In her order, Judge Maame Ewusi-Mensah Frimpong, of the U.S. District Court for the Central District of California, said there is “a mountain of evidence” to support the claim that agents are arresting people solely based on their race, accents, or the work they’re engaged in, in violation of the Fourth Amendment’s protection against unreasonable government seizure.
Now, the conservative majority on the U.S. Supreme Court has overruled Frimpong in one of its signature “shadow docket” orders clearing away lower-court obstacles to whatever the Trump administration wants to do. This means that until there is full litigation of the Fourth Amendment cases, ICE and its comrades can resume uninhibited roundups of “suspected” illegal immigrants — who are suspects strictly because of how they look, how they speak, and where they work. It’s an unprecedented green light for ethnic or racial profiling, and probably the most significant U.S. Supreme Court decision in Trump’s favor this year.
This being a “shadow docket” order rather than a fully argued decision with formal opinions, the majority did not bother to explain its destructive work. But oddly enough, Justice Brett Kavanaugh offered a “concurrence” that defended the order in some truly alarming ways.
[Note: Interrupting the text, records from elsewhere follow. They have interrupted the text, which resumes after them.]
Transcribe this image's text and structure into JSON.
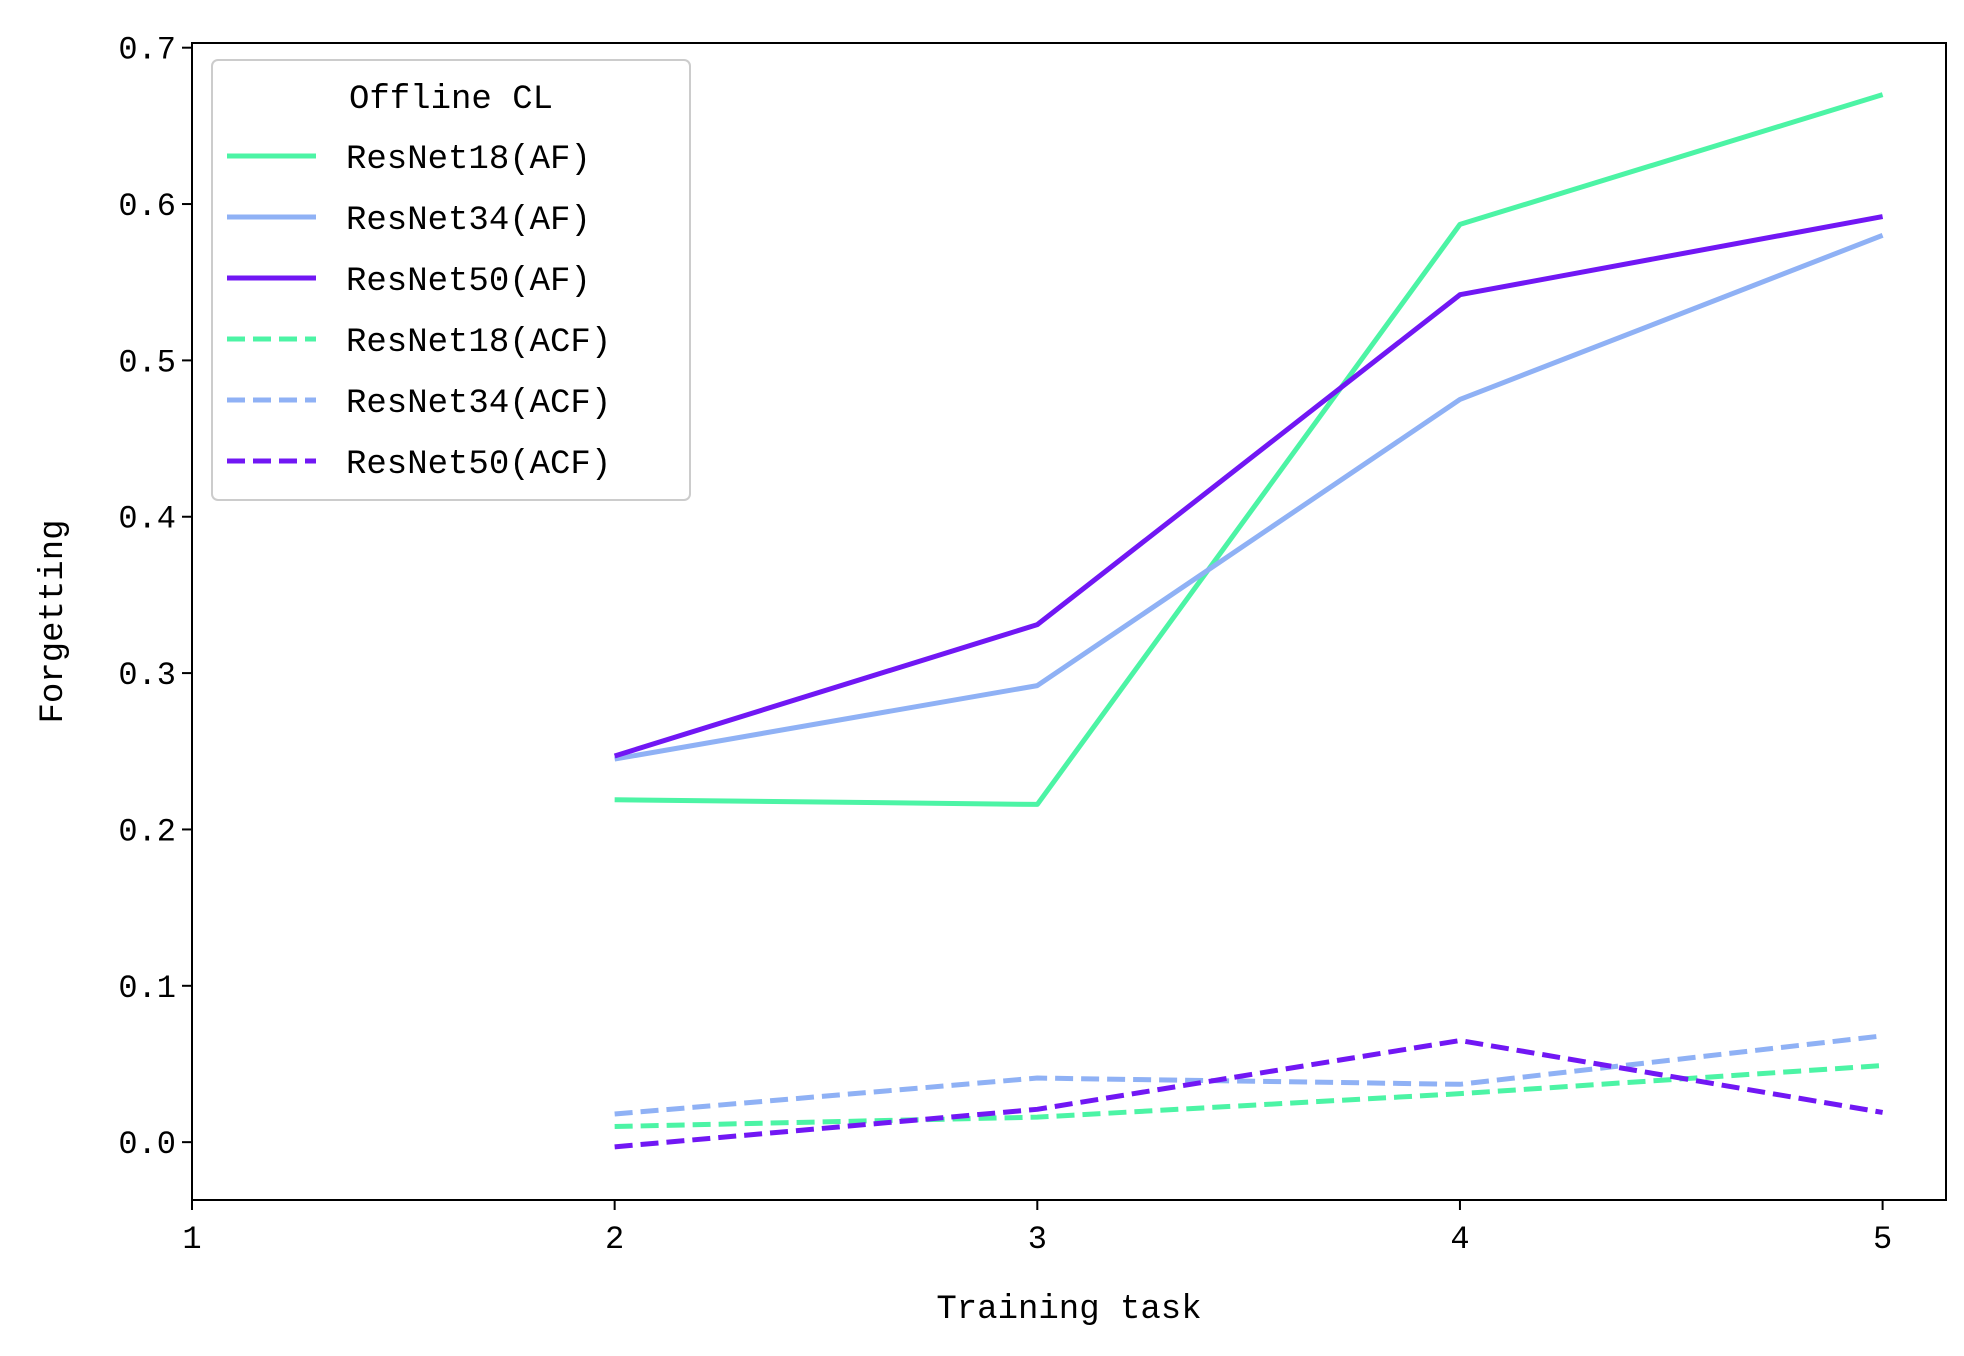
{
  "chart_data": {
    "type": "line",
    "title": "",
    "xlabel": "Training task",
    "ylabel": "Forgetting",
    "x": [
      2,
      3,
      4,
      5
    ],
    "xticks": [
      1,
      2,
      3,
      4,
      5
    ],
    "xtick_labels": [
      "1",
      "2",
      "3",
      "4",
      "5"
    ],
    "yticks": [
      0.0,
      0.1,
      0.2,
      0.3,
      0.4,
      0.5,
      0.6,
      0.7
    ],
    "ytick_labels": [
      "0.0",
      "0.1",
      "0.2",
      "0.3",
      "0.4",
      "0.5",
      "0.6",
      "0.7"
    ],
    "xlim": [
      1,
      5.15
    ],
    "ylim": [
      -0.037,
      0.703
    ],
    "grid": false,
    "legend": {
      "title": "Offline CL",
      "placement": "top-left"
    },
    "series": [
      {
        "name": "ResNet18(AF)",
        "color": "#4cf4a5",
        "style": "solid",
        "values": [
          0.219,
          0.216,
          0.587,
          0.67
        ]
      },
      {
        "name": "ResNet34(AF)",
        "color": "#8fb1f5",
        "style": "solid",
        "values": [
          0.245,
          0.292,
          0.475,
          0.58
        ]
      },
      {
        "name": "ResNet50(AF)",
        "color": "#7117f4",
        "style": "solid",
        "values": [
          0.247,
          0.331,
          0.542,
          0.592
        ]
      },
      {
        "name": "ResNet18(ACF)",
        "color": "#4cf4a5",
        "style": "dashed",
        "values": [
          0.01,
          0.016,
          0.031,
          0.049
        ]
      },
      {
        "name": "ResNet34(ACF)",
        "color": "#8fb1f5",
        "style": "dashed",
        "values": [
          0.018,
          0.041,
          0.037,
          0.068
        ]
      },
      {
        "name": "ResNet50(ACF)",
        "color": "#7117f4",
        "style": "dashed",
        "values": [
          -0.003,
          0.021,
          0.065,
          0.019
        ]
      }
    ]
  }
}
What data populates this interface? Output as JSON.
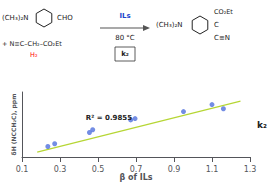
{
  "chart_data": {
    "type": "scatter",
    "xlabel": "β of ILs",
    "ylabel": "δH (NCCH₂C), ppm",
    "series": [
      {
        "type": "scatter",
        "x": [
          0.236,
          0.272,
          0.455,
          0.472,
          0.672,
          0.695,
          0.95,
          1.1,
          1.16
        ],
        "values": [
          0.3,
          0.34,
          0.5,
          0.54,
          0.68,
          0.7,
          0.8,
          0.9,
          0.84
        ]
      },
      {
        "type": "line",
        "x": [
          0.18,
          1.25
        ],
        "values": [
          0.22,
          0.95
        ]
      }
    ],
    "xlim": [
      0.1,
      1.3
    ],
    "ylim": [
      0.15,
      1.08
    ],
    "xticks": [
      0.1,
      0.3,
      0.5,
      0.7,
      0.9,
      1.1,
      1.3
    ],
    "tick_labels": "x",
    "grid": false,
    "annotations": [
      {
        "text": "R² = 0.9855"
      },
      {
        "text": "k₂"
      },
      {
        "text": "(CH₃)₂N"
      },
      {
        "text": "CHO"
      },
      {
        "text": "+ N≡C–CH₂–CO₂Et"
      },
      {
        "text": "H₂",
        "color": "#ff0000"
      },
      {
        "text": "ILs",
        "color": "#2244cc"
      },
      {
        "text": "80 °C"
      },
      {
        "text": "k₂"
      },
      {
        "text": "(CH₃)₂N"
      },
      {
        "text": "CO₂Et"
      },
      {
        "text": "C"
      },
      {
        "text": "C≡N"
      }
    ]
  }
}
While some of his claims involved highly technical issues of the plaintiff’s standing to sue, his central arguments were that detentions falling short of formal arrests need to meet a “reasonable cause” rather than a “probable cause” standard, and that Los Angeles is so filled with illegal immigrants that profiling is inescapable.
Kavanaugh’s arguments and the order itself enraged Justice Sonia Sotomayor, writing for the Court’s increasingly isolated liberal bloc (including herself and Justices Elena Kagan and Ketanji Brown Jackson):
The Fourth Amendment … prohibits exactly what the
Government is attempting to do here: seize individuals
based solely on a set of facts that “describe[s] a very large
category of presumably innocent” people. … As the District Court correctly held, the four factors — apparent race or ethnicity, speaking Spanish or English with an accent, location, and type of work — are “no
more indicative of illegal presence in the country than of
legal presence.” The factors also in no way reflect the kind of individualized inquiry the Fourth Amendment demands. … Allowing the seizure of any Latino speaking Spanish at a car wash in Los Ange-
les tramples the constitutional requirement that officers
“must have a particularized and objective basis for suspecting the particular person stopped of criminal activity.”
She also doesn’t have much patience for Kavanaugh’s argument that the sheer number of illegal immigrants makes profiling incidental, quoting Kagan from an earlier case in saying that “aggregate statistics … cannot substitute for the individualized suspicion that the Fourth Amendment requires.”
Sotomayor rightly warns about the consequences of this permission slip to Stephen Miller and his minions:
Countless people in the Los Angeles area have been grabbed, thrown
to the ground, and handcuffed simply because of their looks,
their accents, and the fact they make a living by doing manual labor. Today, the Court needlessly subjects countless
more to these exact same indignities.
There’s zero chance the Trump administration won’t aggressively take advantage of this invitation to sidestep the constitutional protections it often treats as an inconvenience.